Gabby: “That’s what I really love about this job. I keep getting excited for things and I’m surrounded with other people who are too. That isn’t something that happens in every job.”
Jordan: “At my location we have the warehouse connected our café. That’s something I really love. Getting to see what other people are doing and learning about the different process involved is really special to me. Sometimes I’ll just walk up and ask Joe a question and he’s happy to answer.”
Gabby: “I don’t think there’s an endgame with this job. You can always do something better, and witnessing that journey is interesting. Going home and researching coffee isn’t a burden to me, it’s entertaining.
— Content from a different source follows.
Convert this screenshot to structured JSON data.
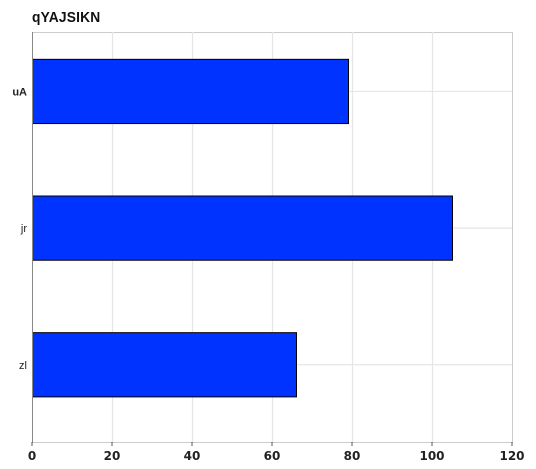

I can’t say that about other jobs.”
“What do you think the difference is between us and ‘other jobs’?”
“At Lucky Goat, I work with highly competent people who are extremely motivated to do what we’re doing. I feel a lot of clarity because of that.”
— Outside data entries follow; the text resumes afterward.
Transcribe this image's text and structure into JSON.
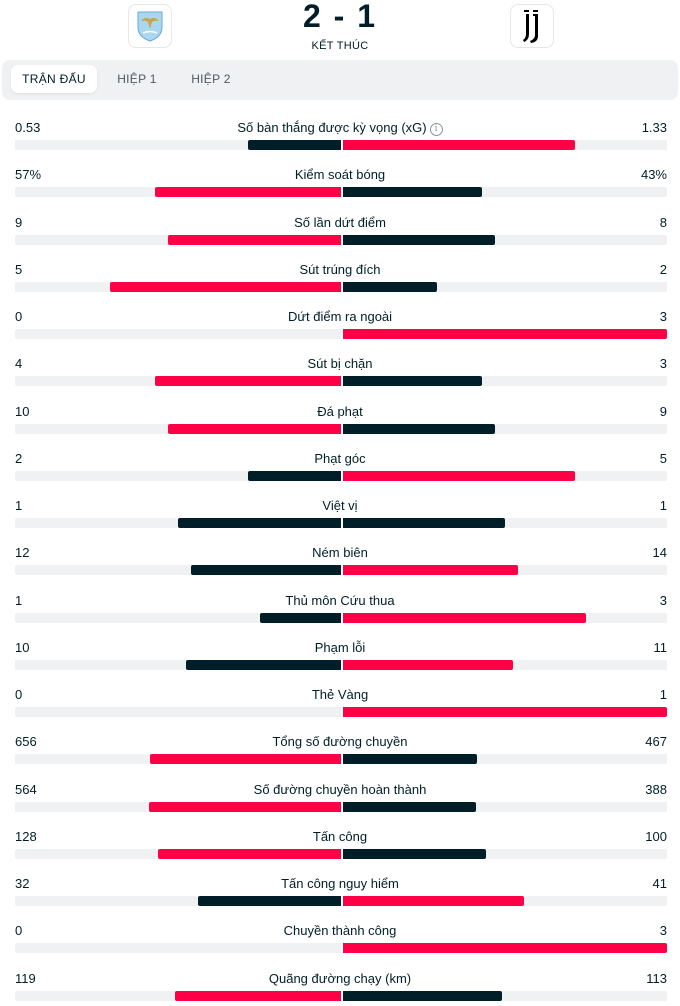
{
  "match": {
    "score": "2 - 1",
    "status": "KẾT THÚC",
    "home_logo_icon": "lazio-crest-icon",
    "away_logo_icon": "juventus-crest-icon"
  },
  "tabs": [
    {
      "label": "TRẬN ĐẤU",
      "active": true
    },
    {
      "label": "HIỆP 1",
      "active": false
    },
    {
      "label": "HIỆP 2",
      "active": false
    }
  ],
  "colors": {
    "leader": "#ff0046",
    "trailer": "#001e28",
    "track": "#eff1f2"
  },
  "stats": [
    {
      "label": "Số bàn thắng được kỳ vọng (xG)",
      "home": "0.53",
      "away": "1.33",
      "home_share": 0.285,
      "away_share": 0.715,
      "info_icon": "i"
    },
    {
      "label": "Kiểm soát bóng",
      "home": "57%",
      "away": "43%",
      "home_share": 0.57,
      "away_share": 0.43
    },
    {
      "label": "Số lần dứt điểm",
      "home": "9",
      "away": "8",
      "home_share": 0.53,
      "away_share": 0.47
    },
    {
      "label": "Sút trúng đích",
      "home": "5",
      "away": "2",
      "home_share": 0.71,
      "away_share": 0.29
    },
    {
      "label": "Dứt điểm ra ngoài",
      "home": "0",
      "away": "3",
      "home_share": 0.0,
      "away_share": 1.0
    },
    {
      "label": "Sút bị chặn",
      "home": "4",
      "away": "3",
      "home_share": 0.57,
      "away_share": 0.43
    },
    {
      "label": "Đá phạt",
      "home": "10",
      "away": "9",
      "home_share": 0.53,
      "away_share": 0.47
    },
    {
      "label": "Phạt góc",
      "home": "2",
      "away": "5",
      "home_share": 0.285,
      "away_share": 0.715
    },
    {
      "label": "Việt vị",
      "home": "1",
      "away": "1",
      "home_share": 0.5,
      "away_share": 0.5
    },
    {
      "label": "Ném biên",
      "home": "12",
      "away": "14",
      "home_share": 0.46,
      "away_share": 0.54
    },
    {
      "label": "Thủ môn Cứu thua",
      "home": "1",
      "away": "3",
      "home_share": 0.25,
      "away_share": 0.75
    },
    {
      "label": "Phạm lỗi",
      "home": "10",
      "away": "11",
      "home_share": 0.475,
      "away_share": 0.525
    },
    {
      "label": "Thẻ Vàng",
      "home": "0",
      "away": "1",
      "home_share": 0.0,
      "away_share": 1.0
    },
    {
      "label": "Tổng số đường chuyền",
      "home": "656",
      "away": "467",
      "home_share": 0.585,
      "away_share": 0.415
    },
    {
      "label": "Số đường chuyền hoàn thành",
      "home": "564",
      "away": "388",
      "home_share": 0.59,
      "away_share": 0.41
    },
    {
      "label": "Tấn công",
      "home": "128",
      "away": "100",
      "home_share": 0.56,
      "away_share": 0.44
    },
    {
      "label": "Tấn công nguy hiểm",
      "home": "32",
      "away": "41",
      "home_share": 0.44,
      "away_share": 0.56
    },
    {
      "label": "Chuyền thành công",
      "home": "0",
      "away": "3",
      "home_share": 0.0,
      "away_share": 1.0
    },
    {
      "label": "Quãng đường chạy (km)",
      "home": "119",
      "away": "113",
      "home_share": 0.51,
      "away_share": 0.49
    }
  ]
}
Hannah: “For me what make this job different is the people. I genuinely love all of the people I work with and it’s the first job I’ve had that wasn’t surrounded with drama.”
“Why do you think that is?”
“I don’t know… everyone gets excited for coffee. Some customers come in and just want to talk to us and it’s our job to make their day! And we know we will because coffee is great.”
We all nodded with check-marked smiles.
We paused quietly for a moment. We went on to talk about the more challenging parts of the job and steps they each took to overcome those. We talked about the relationships between them and their managers, their interests outside of the café, and even some of the things they hope to do after this job. Eventually the conversation died down, each of us gathering our things, making for the door and out into the usual five o’clock sun-shower Florida never seems to forget.
I learned a lot from these three. I learned that coffee is equalizing and that the café is a refuge. It’s a place where everyone can come and calmly be themselves despite the day before. My conversation with them went from a casual taking-of-a-pulse, to a reminder that coffee shops are a place for hot chocolate hearts, day-makers, and the conversations in between.